By Tonya Townsell, Presidio of Monterey Public AffairsJuly 12, 2013
PRESIDIO OF MONTEREY, Calif. - The United States Army Garrison, Presidio of Monterey conducted a change-of-command ceremony on Soldier Field July 10.
Col. Joel J. Clark, garrison commander since July 2011, passed the colors to his replacement, Col. Paul W. Fellinger Jr.
Army Senior Executive Thomas J. Schoenbeck served as the reviewing officer for the change of command. Schoenbeck is director of the Central Region Installation Management Command, in San Antonio, Texas. This was his first trip to Monterey in his this capacity.
During the ceremony, Schoenbeck shared a long list of highlights from Clark's tenure at the Presidio. A few examples are that under Clark, the dining facility was one of the top seven (Civilian Garrison Category) in the Army in the Phillip A. Connelly competition; he maintained 17 of 20 barracks at an installation status level green and was applauded by the IMCOM commanding general for management and maintenance of the barracks programs; the Child and Youth School Services programs were remarkable, receiving admiring comments from all CYSS inspections over the last six months and continued to receive praise from service members in reference to outstanding services provided in the CYSS arena; he received an outstanding rating from the Joint Staff Integrated Vulnerability Assessment team for his Force Protection Program; he continued progression of the first Master Plan in 25 years, working to mitigate numerous significant comments from the public and building a workable plan for the future.
Additionally, Clark planned and coordinated the largest multi-jurisdictional exercise on the Monterey Peninsula involving seven separate cities, U.S. Coast Guard, Naval Support Activity Monterey, and the California State University.
Also, when the Department of Defense tasked the Department of Army to inspect its cemeteries, Clark was told that he had "the best looking cemetery of all we have inspected" by the DOD Cemetery Team, as well as by the Director of Army Cemeteries during her inspection and visit.
Further, under Clark's tenure, the Presidio of Monterey's Mass Transit Program became the largest in the United States with 30,000 riders per month, exceeding communities more than 10 times Monterey's size.
Schoenbeck described out-going commander Clark as always dynamic, adapting and versatile.
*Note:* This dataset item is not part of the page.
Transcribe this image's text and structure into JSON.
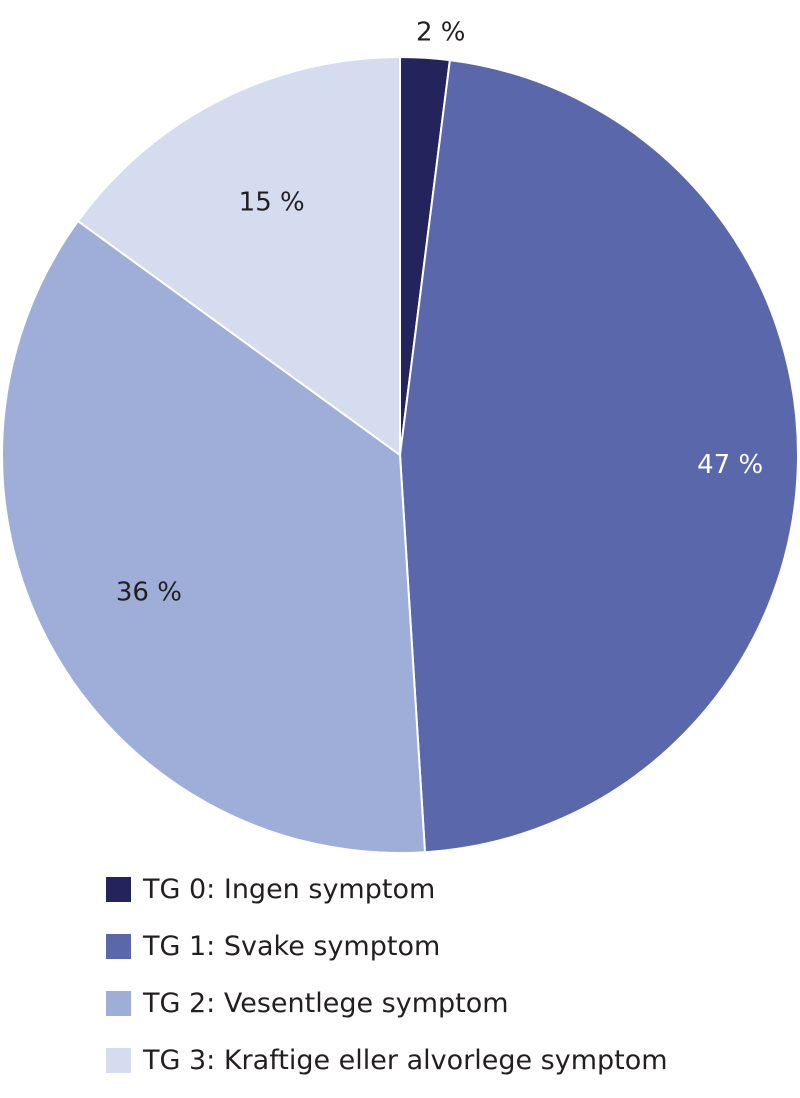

Schoenbeck said that Clark continually brought tremendous enthusiasm, innovation and professional leadership to every task and "proved conclusively his ability to successfully lead civilian and military of all ranks in a politically charged, resource constrained environment."
When Clark arrived at the Presidio in July 2011, it was to a new job. However, a couple things he had in his favor were that he had been a garrison commander before (Fort Story in Virginia Beach, Va.) and attended the Defense Language Institute Foreign Language Center (Spanish).
When Clark spoke at the July 10 ceremony, he didn't speak about himself, but instead about the garrison staff.
For example, Clark said that when he was at the podium two years ago accepting responsibility for the Presidio, the garrison was facing a multitude of cuts, including 50 positions, which represented 15 percent of the already small staff.
He explained that those were not just 50 bodies, but they were 50 people.
Clark saw the personal face of each of those cuts. He said that they were 50 mothers or fathers, breadwinners of families, people who in many cases dedicated many decades into this organization.
Through hard effort, the garrison was able to reduce the staff through attrition and finding other jobs for those people, he said.
Those were not the end of the cuts. Clark said it was because of support of the garrison staff implemented cuts these past two years while not only maintaining quality, but by accepting more responsibility during a time when the Defense Language Institute Foreign Language Center was training more people than ever.
At the end of his speech, Clark reiterated wisdom from his father he said he hears on nearly a weekly basis: It's called "service" for a reason.
In his advice to the incoming commander, Clark, whose next assignment is in Hawaii, at Headquarters, U.S. Army Pacific, told Fellinger to truly appreciate and enjoy his time in Monterey, explaining that that time passes too quickly.
In response to Clark's advice, Fellinger, whose most recent assignment was at the Army War College at Carlisle Barracks, Pa., said he appreciated his new responsibility and challenge and was looking forward to working with his new garrison staff and surrounding communities.